The Truth About Counting Calories

By Nutritionist, Jess Bloom.

Should we be counting calories? Shouldn’t we be counting calories? Forever a controversial topic purely because not everyone understands it. Counting calories means keeping track of the amount of food and drink you’re consuming day to day, usually in order to manage your weight, whether that’s to lose weight, maintain weight or gain weight.

So, let’s discuss, should we be doing it? How do we do it? Why do we do it? And why is there always controversy around it?

It all depends on whether you have goals that relate to your body composition. Do you want to lose body fat? Do you want to build lean muscle? If the answer is yes, then I would say yes – you should be counting calories. Because tracking your calories is very simply put, a tool. Exactly like your internet banking app. If you decided you wanted to save a certain amount of money, you’d probably try and keep tabs on how much you’re spending right? Or if you went on a big night out, maybe you would set yourself a budget to keep in line with your saving goals. What gets measured gets managed and although it’s not something that needs to be done forever, it is just a way of ensuring that your caloric input is in line with your goals without just shooting blind. For reference – a lot of individuals who want to lose weight (and are not tracking) will generally find that they restrict and under eat significantly which will often lead to a ‘binge/restrict’ mentality, as well as down regulating their metabolism and often effecting their hormones. If fat loss is the goal, the aim is to eat as much as possible whilst still being in a calorie deficit. If your goal is to build muscle then the goal is to eat as much as possible, whilst minimising body fat gain and maximising muscle gain.

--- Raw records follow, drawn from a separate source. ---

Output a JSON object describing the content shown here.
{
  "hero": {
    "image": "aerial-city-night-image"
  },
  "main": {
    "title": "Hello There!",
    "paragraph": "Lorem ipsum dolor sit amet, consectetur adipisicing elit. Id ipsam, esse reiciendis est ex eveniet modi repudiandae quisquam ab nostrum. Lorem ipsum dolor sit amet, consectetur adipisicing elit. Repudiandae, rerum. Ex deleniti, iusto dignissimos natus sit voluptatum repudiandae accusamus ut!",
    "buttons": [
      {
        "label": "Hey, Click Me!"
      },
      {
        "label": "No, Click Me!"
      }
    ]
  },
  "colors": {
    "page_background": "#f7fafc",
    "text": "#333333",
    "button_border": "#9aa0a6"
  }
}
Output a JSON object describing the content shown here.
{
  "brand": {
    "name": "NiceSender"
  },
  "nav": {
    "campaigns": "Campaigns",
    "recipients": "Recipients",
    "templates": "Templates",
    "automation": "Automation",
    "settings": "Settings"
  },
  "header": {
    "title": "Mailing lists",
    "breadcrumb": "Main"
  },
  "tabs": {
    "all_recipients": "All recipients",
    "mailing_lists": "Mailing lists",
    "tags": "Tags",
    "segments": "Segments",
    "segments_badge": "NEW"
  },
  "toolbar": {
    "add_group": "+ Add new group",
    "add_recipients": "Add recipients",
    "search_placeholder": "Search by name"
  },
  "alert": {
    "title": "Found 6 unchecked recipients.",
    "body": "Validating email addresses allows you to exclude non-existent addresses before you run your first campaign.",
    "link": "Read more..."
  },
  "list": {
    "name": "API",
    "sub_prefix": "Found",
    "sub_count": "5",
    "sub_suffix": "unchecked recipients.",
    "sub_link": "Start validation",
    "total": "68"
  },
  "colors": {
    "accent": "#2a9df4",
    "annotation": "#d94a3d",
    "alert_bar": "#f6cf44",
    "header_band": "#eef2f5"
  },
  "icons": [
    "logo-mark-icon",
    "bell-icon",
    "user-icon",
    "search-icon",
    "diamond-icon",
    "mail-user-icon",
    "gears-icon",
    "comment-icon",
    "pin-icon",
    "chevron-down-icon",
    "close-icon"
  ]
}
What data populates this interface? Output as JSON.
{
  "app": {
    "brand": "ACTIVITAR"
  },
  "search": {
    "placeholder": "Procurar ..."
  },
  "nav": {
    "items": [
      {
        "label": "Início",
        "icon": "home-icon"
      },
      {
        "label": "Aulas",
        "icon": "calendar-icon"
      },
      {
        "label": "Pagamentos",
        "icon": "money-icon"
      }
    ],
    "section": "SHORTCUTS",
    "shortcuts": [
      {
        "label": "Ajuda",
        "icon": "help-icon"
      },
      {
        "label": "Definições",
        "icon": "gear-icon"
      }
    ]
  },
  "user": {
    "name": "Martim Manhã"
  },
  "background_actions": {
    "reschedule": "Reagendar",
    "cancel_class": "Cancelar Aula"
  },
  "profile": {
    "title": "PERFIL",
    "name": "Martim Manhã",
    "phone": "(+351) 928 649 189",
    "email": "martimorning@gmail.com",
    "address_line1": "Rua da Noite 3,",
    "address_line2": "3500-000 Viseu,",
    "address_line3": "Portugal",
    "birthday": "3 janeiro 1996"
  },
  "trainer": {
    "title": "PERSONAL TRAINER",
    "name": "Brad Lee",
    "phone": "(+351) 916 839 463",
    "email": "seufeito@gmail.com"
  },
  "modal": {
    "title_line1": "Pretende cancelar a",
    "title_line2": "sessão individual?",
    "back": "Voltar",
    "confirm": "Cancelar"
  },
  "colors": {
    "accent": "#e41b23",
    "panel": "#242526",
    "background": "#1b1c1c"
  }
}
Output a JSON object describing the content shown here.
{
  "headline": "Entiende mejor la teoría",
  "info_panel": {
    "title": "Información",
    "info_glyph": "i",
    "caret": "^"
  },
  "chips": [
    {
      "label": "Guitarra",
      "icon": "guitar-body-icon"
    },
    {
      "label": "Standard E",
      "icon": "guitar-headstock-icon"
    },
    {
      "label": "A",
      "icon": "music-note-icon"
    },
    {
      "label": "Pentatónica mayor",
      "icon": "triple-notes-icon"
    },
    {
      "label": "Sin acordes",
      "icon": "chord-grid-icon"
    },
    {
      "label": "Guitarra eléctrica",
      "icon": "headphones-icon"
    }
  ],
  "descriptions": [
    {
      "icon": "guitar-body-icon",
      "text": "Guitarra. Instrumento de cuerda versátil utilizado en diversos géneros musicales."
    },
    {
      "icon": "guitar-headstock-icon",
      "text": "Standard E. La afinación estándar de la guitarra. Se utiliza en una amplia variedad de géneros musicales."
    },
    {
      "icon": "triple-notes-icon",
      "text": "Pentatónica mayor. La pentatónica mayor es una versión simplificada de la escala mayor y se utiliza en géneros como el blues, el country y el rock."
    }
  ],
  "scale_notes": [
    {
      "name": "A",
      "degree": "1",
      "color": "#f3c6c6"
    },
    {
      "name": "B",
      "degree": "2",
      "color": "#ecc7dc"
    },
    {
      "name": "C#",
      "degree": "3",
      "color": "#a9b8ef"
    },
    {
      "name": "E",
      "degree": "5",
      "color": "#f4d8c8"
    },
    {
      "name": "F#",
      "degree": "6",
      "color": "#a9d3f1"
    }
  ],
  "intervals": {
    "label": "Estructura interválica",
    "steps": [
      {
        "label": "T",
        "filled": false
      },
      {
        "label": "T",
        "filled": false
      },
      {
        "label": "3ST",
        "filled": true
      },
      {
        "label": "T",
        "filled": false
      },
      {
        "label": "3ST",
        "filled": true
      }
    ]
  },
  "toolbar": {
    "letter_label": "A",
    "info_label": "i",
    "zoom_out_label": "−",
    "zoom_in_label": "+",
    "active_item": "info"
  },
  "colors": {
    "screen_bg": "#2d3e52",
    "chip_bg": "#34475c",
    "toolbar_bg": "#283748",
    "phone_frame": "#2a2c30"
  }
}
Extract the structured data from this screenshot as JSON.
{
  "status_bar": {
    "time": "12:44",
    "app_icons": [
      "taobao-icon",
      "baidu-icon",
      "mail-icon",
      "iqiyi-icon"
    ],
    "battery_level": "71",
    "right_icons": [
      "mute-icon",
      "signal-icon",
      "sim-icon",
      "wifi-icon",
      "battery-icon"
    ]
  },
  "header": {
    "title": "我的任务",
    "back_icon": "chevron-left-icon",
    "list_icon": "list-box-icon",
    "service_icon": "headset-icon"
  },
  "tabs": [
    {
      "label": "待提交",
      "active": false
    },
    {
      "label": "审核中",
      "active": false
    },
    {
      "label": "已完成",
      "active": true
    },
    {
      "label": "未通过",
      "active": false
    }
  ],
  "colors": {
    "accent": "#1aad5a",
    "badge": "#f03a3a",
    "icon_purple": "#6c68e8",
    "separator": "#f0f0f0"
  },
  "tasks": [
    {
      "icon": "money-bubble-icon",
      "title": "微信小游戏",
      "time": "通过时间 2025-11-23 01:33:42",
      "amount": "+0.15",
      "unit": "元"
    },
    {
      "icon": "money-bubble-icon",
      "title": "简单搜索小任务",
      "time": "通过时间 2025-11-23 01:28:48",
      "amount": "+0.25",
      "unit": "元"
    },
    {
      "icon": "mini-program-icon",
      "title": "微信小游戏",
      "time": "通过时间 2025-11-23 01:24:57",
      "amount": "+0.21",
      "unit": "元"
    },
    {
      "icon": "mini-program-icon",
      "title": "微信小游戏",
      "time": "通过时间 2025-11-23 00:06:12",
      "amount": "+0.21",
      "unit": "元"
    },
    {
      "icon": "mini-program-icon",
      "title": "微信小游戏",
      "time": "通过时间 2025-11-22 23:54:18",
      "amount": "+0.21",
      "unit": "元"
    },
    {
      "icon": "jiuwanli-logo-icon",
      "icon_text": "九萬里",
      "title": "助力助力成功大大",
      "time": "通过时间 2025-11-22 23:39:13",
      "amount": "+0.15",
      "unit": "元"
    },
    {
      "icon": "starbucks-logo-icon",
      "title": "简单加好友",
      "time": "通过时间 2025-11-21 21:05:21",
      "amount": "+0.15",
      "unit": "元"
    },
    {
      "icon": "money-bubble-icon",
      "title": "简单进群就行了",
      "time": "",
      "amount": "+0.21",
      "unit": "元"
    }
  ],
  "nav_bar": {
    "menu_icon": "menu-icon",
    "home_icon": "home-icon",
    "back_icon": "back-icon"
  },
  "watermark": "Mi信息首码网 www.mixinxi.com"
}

So why do we often hear things like ‘counting calories doesn’t work’? Technically, this is true, as just counting calories alone won’t do anything for you unless the following 2 things are considered. Firstly – not all foods are created equally. If you read last month’s column you’ll remember there are 3 macronutrients that make up our foods; protein, carbohydrates and fats. The reason this is important to take into account is because our body uses a certain number of calories from each macronutrient simply to digest it. For example, if we’re consuming protein (maybe a chicken breast or some Greek yoghurt) we will use up to a third of the calories digesting it. When consuming carbohydrates, we will use between 5-15% (depending on the type of carbohydrate – sugar/fibre e.g. a doughnut vs some brown rice) and when consuming fats (e.g. oils, avocado’s, nuts) we only use a maximum of 5% digesting it. (this is known as the thermic effect of food aka TEF). So if you require 2000 calories each day to maintain your weight, consuming 2000 calories of protein vs 2000 calories of fats will not produce the same result. There will be a lot less calories available to be used for energy from the protein due to thermic effect in the body.

The second thing is – every single person is unique and will require a different amount of calories/macros to meet their goals. This varies based on so many factors from age, gender, weight, height, dieting history, muscle mass, activity levels, hormones etc. There is no one size fits all! So just eating what someone else is eating because you think they look good is never going to work.

So, for the most important question, how do we get it right for us?! My advice is, and what has worked for the hundreds of clients I’ve helped achieve their goals, is firstly, set yourself a protein target alongside your daily calorie allowance, no matter what your goals are, this is key! Secondly, have a professional calculate your calories and macros for you (do not let apps like My Fitness Pal do this for you!) You can use that as a starting point and undergo a bit of trial and error until you find your sweet spot. Lastly – actual results are not quick, whether that’s fat loss or muscle gain, it is a process which takes patience and consistency (despite magazine covers stating that you can ‘drop a jean size in a week’).

I hope you’ve taken away a few things here! Mainly that tracking is basically just a tool for fat loss, different foods hold different nutritional value which should be taken into account, and there is no one size fits all when it comes to YOUR health and fitness journey.